The Buddhist saying puts it in more poetic but philosophically accurate language:
“Consider this example: suppose someone is pointing to the moon to show it to another person. That other person, guided by the pointing finger, should now look at the moon. But if he looks instead at the finger, taking it to be the moon, not only does he fail to see the moon, but he is mistaken, too, about the finger. He has confused the finger, with which someone is pointing to the moon, with the moon, which is being pointed to.” https://www.dharmasite.net/Surangama_new_translation.pdf
Just so! Thanks again, Awais, and I hope your readers will take a look at our article in Psychiatric Times. We anticipate a collegial rejoinder from Drs. Kajanoja and Valtonen, to which we will almost certainly respond!
Best regards,
Ron
Ronald W. Pies, MD
P.S. The volcano analogy in our article was simply meant to suggest that that we do not need to know the "deep structure" of some phenomenon--whether volcano or schizophrenia--to assert that the phenomenon has causal efficacy. Sorry for any confusion on that minor portion of our article.

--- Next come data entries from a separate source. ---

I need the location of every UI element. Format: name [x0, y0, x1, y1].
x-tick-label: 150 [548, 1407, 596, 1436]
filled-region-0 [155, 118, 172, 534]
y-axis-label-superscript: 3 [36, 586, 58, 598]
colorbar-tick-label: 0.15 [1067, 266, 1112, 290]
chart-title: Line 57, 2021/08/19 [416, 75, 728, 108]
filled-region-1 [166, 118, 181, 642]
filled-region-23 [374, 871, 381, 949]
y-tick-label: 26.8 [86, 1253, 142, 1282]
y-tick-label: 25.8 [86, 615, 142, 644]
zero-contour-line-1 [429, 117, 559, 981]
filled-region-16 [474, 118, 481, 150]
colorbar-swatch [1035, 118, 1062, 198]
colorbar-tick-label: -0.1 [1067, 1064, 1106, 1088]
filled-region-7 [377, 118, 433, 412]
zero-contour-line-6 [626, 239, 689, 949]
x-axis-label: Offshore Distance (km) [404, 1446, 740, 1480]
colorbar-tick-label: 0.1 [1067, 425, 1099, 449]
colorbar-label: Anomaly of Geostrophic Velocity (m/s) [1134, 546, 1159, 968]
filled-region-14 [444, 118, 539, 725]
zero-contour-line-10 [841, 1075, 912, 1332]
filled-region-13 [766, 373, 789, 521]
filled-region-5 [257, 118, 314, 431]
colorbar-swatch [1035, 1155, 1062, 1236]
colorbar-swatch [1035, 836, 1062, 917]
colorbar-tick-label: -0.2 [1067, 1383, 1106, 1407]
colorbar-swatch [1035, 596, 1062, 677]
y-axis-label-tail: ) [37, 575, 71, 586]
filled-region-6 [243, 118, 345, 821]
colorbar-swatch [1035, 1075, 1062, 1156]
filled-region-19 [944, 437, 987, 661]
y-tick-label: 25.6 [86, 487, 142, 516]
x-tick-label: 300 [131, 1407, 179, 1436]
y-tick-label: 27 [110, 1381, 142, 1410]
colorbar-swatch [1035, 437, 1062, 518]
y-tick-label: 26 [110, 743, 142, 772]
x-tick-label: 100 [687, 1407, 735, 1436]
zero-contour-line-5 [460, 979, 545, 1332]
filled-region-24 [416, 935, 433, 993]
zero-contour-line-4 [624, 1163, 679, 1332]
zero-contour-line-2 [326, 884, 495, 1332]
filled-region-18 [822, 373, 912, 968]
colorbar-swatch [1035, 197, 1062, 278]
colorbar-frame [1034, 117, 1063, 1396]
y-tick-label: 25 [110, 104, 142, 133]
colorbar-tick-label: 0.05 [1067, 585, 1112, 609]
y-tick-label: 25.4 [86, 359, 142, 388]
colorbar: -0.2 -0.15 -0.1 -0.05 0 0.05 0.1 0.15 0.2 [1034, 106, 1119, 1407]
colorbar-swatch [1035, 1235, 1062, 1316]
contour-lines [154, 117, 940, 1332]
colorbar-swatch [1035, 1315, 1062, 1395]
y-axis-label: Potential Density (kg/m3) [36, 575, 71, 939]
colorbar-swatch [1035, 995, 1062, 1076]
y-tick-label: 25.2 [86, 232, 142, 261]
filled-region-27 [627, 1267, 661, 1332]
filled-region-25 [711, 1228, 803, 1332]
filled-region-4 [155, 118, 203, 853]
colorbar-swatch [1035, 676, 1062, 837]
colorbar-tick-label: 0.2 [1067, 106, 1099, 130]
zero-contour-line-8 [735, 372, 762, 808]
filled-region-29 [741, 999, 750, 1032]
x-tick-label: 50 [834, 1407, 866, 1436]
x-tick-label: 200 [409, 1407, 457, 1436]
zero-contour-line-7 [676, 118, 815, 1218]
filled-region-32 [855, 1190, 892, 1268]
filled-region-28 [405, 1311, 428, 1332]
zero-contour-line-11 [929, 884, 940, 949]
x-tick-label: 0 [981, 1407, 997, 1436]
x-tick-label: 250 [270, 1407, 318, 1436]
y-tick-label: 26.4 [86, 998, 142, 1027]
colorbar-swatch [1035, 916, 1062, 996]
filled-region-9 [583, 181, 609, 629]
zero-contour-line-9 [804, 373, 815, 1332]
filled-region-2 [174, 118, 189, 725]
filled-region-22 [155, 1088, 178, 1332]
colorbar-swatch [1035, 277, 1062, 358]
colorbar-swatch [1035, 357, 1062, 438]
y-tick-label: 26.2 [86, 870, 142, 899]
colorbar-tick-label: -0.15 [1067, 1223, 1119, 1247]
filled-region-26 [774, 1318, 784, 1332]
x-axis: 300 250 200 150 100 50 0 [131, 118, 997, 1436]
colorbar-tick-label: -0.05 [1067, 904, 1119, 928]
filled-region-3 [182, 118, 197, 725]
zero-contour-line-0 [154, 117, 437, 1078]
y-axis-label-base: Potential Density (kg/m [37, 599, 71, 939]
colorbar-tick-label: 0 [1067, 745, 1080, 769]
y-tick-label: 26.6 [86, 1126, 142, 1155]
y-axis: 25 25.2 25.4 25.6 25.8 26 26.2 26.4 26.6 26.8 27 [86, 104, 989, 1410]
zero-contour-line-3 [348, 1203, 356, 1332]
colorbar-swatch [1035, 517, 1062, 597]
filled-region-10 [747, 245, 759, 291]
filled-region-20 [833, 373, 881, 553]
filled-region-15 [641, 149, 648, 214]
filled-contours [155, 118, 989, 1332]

'Doing justice to the clinical consensus requires an explicit recognition of the dimensional nature of symptom distribution, the prototypical nature of clinical diagnosis, the necessity of explanatory pluralism, and the complex, multilevel, multifactorial etiology wherein mental health problems (and the processes that generate them) exist in a web of temperament, psychological development, behavioral learning, genetic vulnerability, and social adversity.'
An excellent preamble for all future discussion.